Узкая и крутая лестница вела в мезонин; с этой лестницы когда-то упившийся дядька-француз сверзился и убился до смерти: «снизшел в преисподняя земли», как говаривал Александр Иванович. В мезонине и жил единственный сынок Григорьевых – Аполошенька, или Полонушка, «образец скромности и сдержанности», с профилем Шиллера, с голубыми глазами и тонко разлитой по всему лицу восторженностью или меланхолией. Прекрасно играя на рояле, Полошенька звуками его занимал гостей и будил родителей от утреннего сна. Мать держала его на привязи, не пускала из дому после девяти часов вечера; у ворот всегда дожидались его пошевни.
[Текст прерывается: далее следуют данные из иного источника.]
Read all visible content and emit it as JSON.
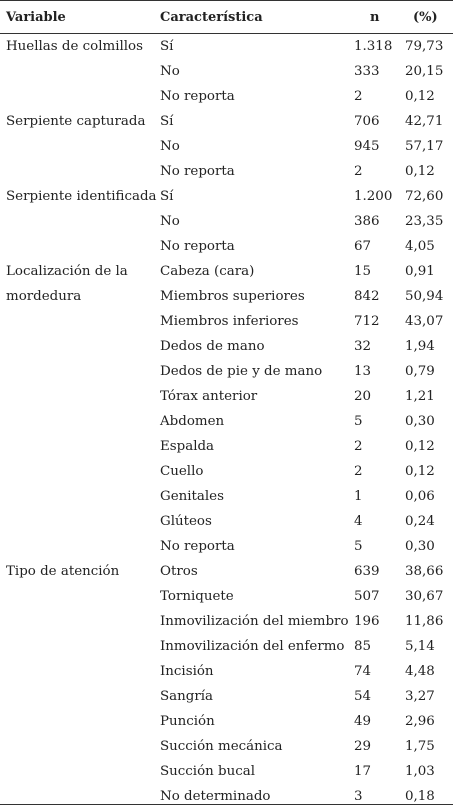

Эта «упрямо-старая жизнь» протекала в некотором изобилии: по должности своей Александр Иванович получал даром из Охотного ряда припасы к рыбному и мясному столу; также и корм для коровы и лошади.
Полошенька, хоть и ходил по субботам подставлять головку под маменькин гребень (вплоть до окончания университетского курса), жил за глазами у родителей своей, и вовсе не такой «упрямо-старой» жизнью. Натура у него была «безобразно-нервная». По ночам боялся; рано проснулись плотские помыслы; рано узнал от дворни все тонкости крепкой русской речи. С дворовыми жил близко, и его любила по-своему эта «безобразная, распущенная, своекорыстная дворня».
Читал он много и без пути. Много снов снилось. Стены старого Кремля говорили с ним «внятно, ласково», от них обвевало его «что-то растительное». Он чувствовал родство с душою своего кряжистого деда, который был начетчиком (от него дошла библиотека), с архиереями спорил, с Новиковым был знаком и чуть ли не был масоном. Дед являлся Полошеньке во сне; по ночам Аполлон ждал его на улице.